Latin America, a region once plagued with high inflation, has seen a drastic shift in spending and consumption trends in the past decade. This shift of consumption has been due to multiple factors, particularly the economic boom and declining poverty of the region. In the past decade, 50 million people in Latin America have joined the middle class according to a World Bank study.
This change is transforming needs to wants. Instead of buying low end products, middle to high-end products have become popular; such as cars, electronics, and beauty products. This helps explain why countries such as South Korea are recognizing huge increases in exports to the trade region. In 2011, trade boomed to an astounding $35 billion, up an estimated 18% over 2010. This increase came in large part due to the sale of automobiles, electronics, and home appliances.

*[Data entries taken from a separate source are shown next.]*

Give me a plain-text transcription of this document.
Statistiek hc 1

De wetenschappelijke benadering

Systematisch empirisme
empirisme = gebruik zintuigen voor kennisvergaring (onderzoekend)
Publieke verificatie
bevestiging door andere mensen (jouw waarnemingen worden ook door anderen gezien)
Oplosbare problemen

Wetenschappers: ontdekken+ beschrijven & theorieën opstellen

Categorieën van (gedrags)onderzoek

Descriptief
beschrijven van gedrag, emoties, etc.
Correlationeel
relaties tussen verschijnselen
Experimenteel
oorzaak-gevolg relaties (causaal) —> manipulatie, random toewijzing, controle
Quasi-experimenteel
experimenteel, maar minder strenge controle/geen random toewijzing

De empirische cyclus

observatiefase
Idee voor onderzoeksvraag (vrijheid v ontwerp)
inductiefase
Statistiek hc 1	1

Canadian banks are also seeing gains in the trade region. One in five bank mortgages are backed by Scotiabank, which has the largest presence in Latin America. The banks strategy is aimed at lower income clients who are moving up the ladder of social class.

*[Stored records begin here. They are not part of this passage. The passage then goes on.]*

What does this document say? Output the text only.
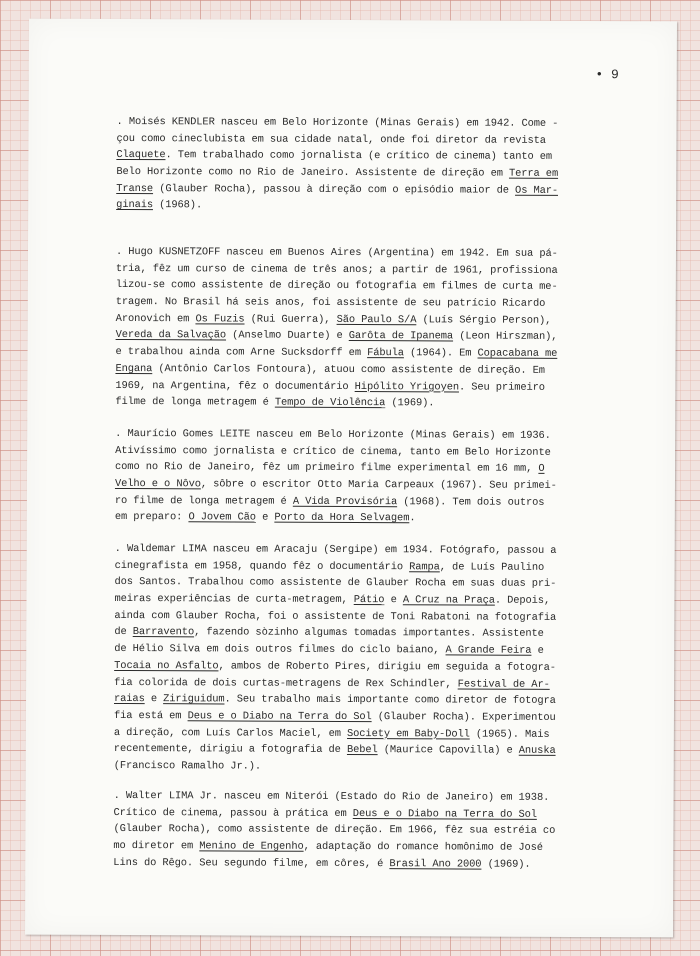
• 9
. Moisés KENDLER nasceu em Belo Horizonte (Minas Gerais) em 1942. Come -
çou como cineclubista em sua cidade natal, onde foi diretor da revista
Claquete. Tem trabalhado como jornalista (e crítico de cinema) tanto em
Belo Horizonte como no Rio de Janeiro. Assistente de direção em Terra em
Transe (Glauber Rocha), passou à direção com o episódio maior de Os Mar-
ginais (1968).
. Hugo KUSNETZOFF nasceu em Buenos Aires (Argentina) em 1942. Em sua pá-
tria, fêz um curso de cinema de três anos; a partir de 1961, profissiona
lizou-se como assistente de direção ou fotografia em filmes de curta me-
tragem. No Brasil há seis anos, foi assistente de seu patrício Ricardo
Aronovich em Os Fuzis (Rui Guerra), São Paulo S/A (Luís Sérgio Person),
Vereda da Salvação (Anselmo Duarte) e Garôta de Ipanema (Leon Hirszman),
e trabalhou ainda com Arne Sucksdorff em Fábula (1964). Em Copacabana me
Engana (Antônio Carlos Fontoura), atuou como assistente de direção. Em
1969, na Argentina, fêz o documentário Hipólito Yrigoyen. Seu primeiro
filme de longa metragem é Tempo de Violência (1969).
. Maurício Gomes LEITE nasceu em Belo Horizonte (Minas Gerais) em 1936.
Ativíssimo como jornalista e crítico de cinema, tanto em Belo Horizonte
como no Rio de Janeiro, fêz um primeiro filme experimental em 16 mm, O
Velho e o Nôvo, sôbre o escritor Otto Maria Carpeaux (1967). Seu primei-
ro filme de longa metragem é A Vida Provisória (1968). Tem dois outros
em preparo: O Jovem Cão e Porto da Hora Selvagem.
. Waldemar LIMA nasceu em Aracaju (Sergipe) em 1934. Fotógrafo, passou a
cinegrafista em 1958, quando fêz o documentário Rampa, de Luís Paulino
dos Santos. Trabalhou como assistente de Glauber Rocha em suas duas pri-
meiras experiências de curta-metragem, Pátio e A Cruz na Praça. Depois,
ainda com Glauber Rocha, foi o assistente de Toni Rabatoni na fotografia
de Barravento, fazendo sòzinho algumas tomadas importantes. Assistente
de Hélio Silva em dois outros filmes do ciclo baiano, A Grande Feira e
Tocaia no Asfalto, ambos de Roberto Pires, dirigiu em seguida a fotogra-
fia colorida de dois curtas-metragens de Rex Schindler, Festival de Ar-
raias e Ziriguidum. Seu trabalho mais importante como diretor de fotogra
fia está em Deus e o Diabo na Terra do Sol (Glauber Rocha). Experimentou
a direção, com Luís Carlos Maciel, em Society em Baby-Doll (1965). Mais
recentemente, dirigiu a fotografia de Bebel (Maurice Capovilla) e Anuska
(Francisco Ramalho Jr.).
. Walter LIMA Jr. nasceu em Niterói (Estado do Rio de Janeiro) em 1938.
Crítico de cinema, passou à prática em Deus e o Diabo na Terra do Sol
(Glauber Rocha), como assistente de direção. Em 1966, fêz sua estréia co
mo diretor em Menino de Engenho, adaptação do romance homônimo de José
Lins do Rêgo. Seu segundo filme, em côres, é Brasil Ano 2000 (1969).
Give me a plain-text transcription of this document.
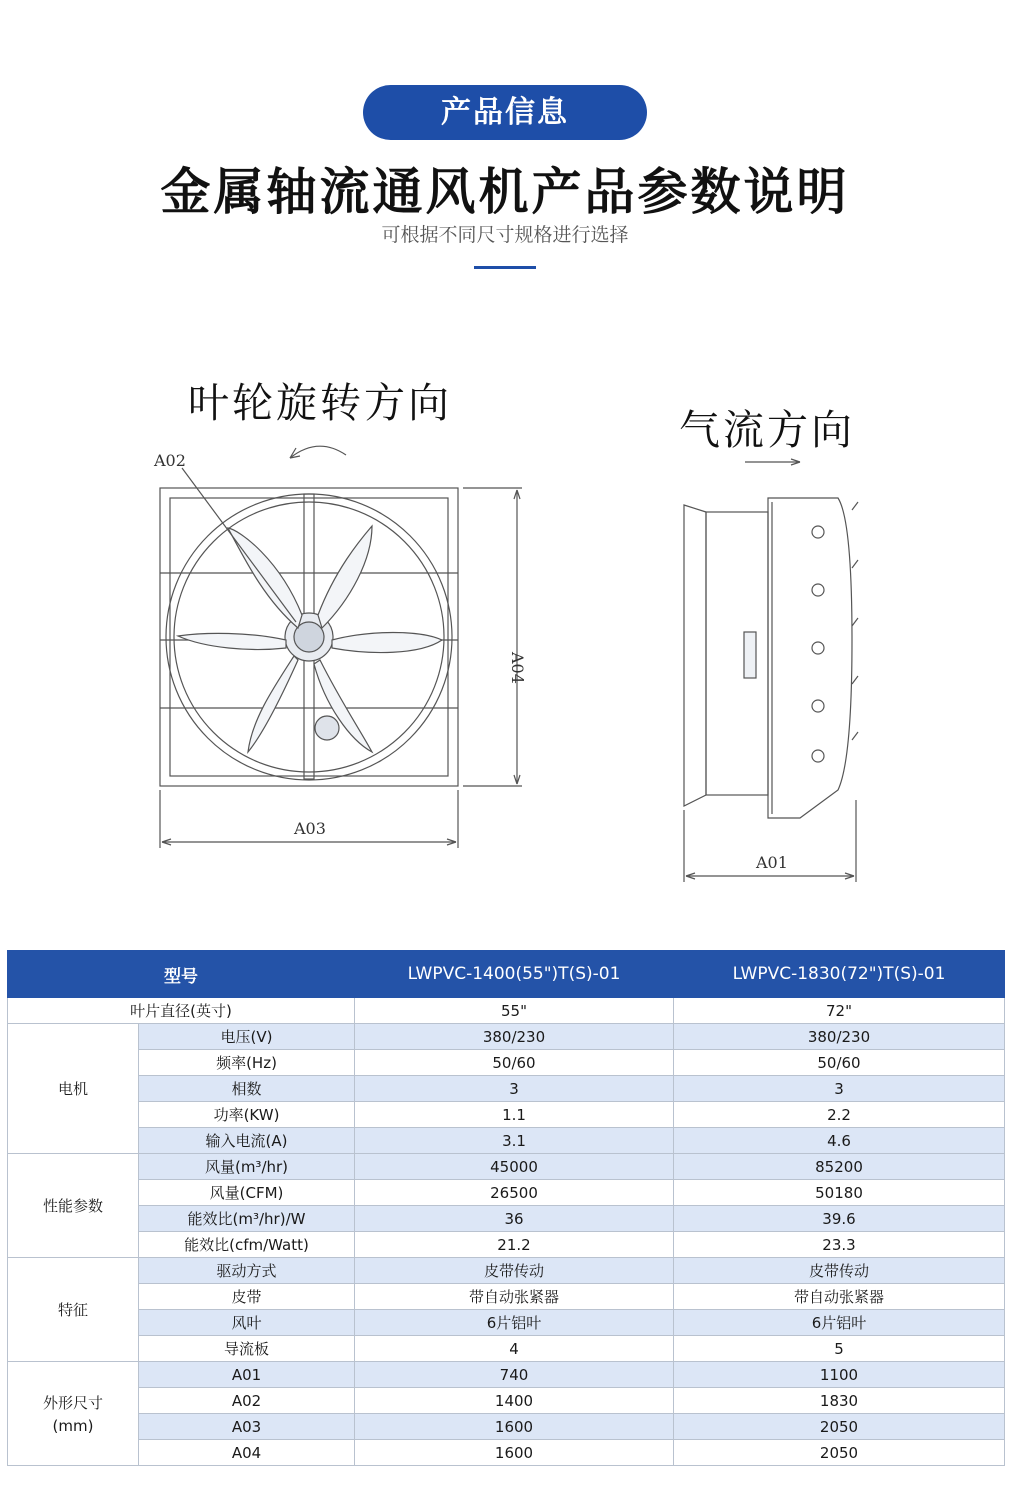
产品信息
金属轴流通风机产品参数说明
可根据不同尺寸规格进行选择
叶轮旋转方向
气流方向
A02
A03
A04
A01
型号		LWPVC-1400(55")T(S)-01	LWPVC-1830(72")T(S)-01
叶片直径(英寸)		55"	72"

电机	电压(V)	380/230	380/230
	频率(Hz)	50/60	50/60
	相数	3	3
	功率(KW)	1.1	2.2
	输入电流(A)	3.1	4.6

性能参数	风量(m³/hr)	45000	85200
	风量(CFM)	26500	50180
	能效比(m³/hr)/W	36	39.6
	能效比(cfm/Watt)	21.2	23.3

特征	驱动方式	皮带传动	皮带传动
	皮带	带自动张紧器	带自动张紧器
	风叶	6片铝叶	6片铝叶
	导流板	4	5

外形尺寸
(mm)	A01	740	1100
	A02	1400	1830
	A03	1600	2050
	A04	1600	2050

To hold on to these gains, policy changes need to be put in place related to productivity, employment, education and growth. Without a sustainable framework to move forward with, the gains could be lost fairly quickly in today’s highly volatile world economy. Better access to quality education will help sustain these gains in the long term. Education is crucial to moving out of poverty and to therefore increase international business activity. Combine that with safety nets put in place for the unemployed, and you have a recipe for sustainable growth ahead in Latin America.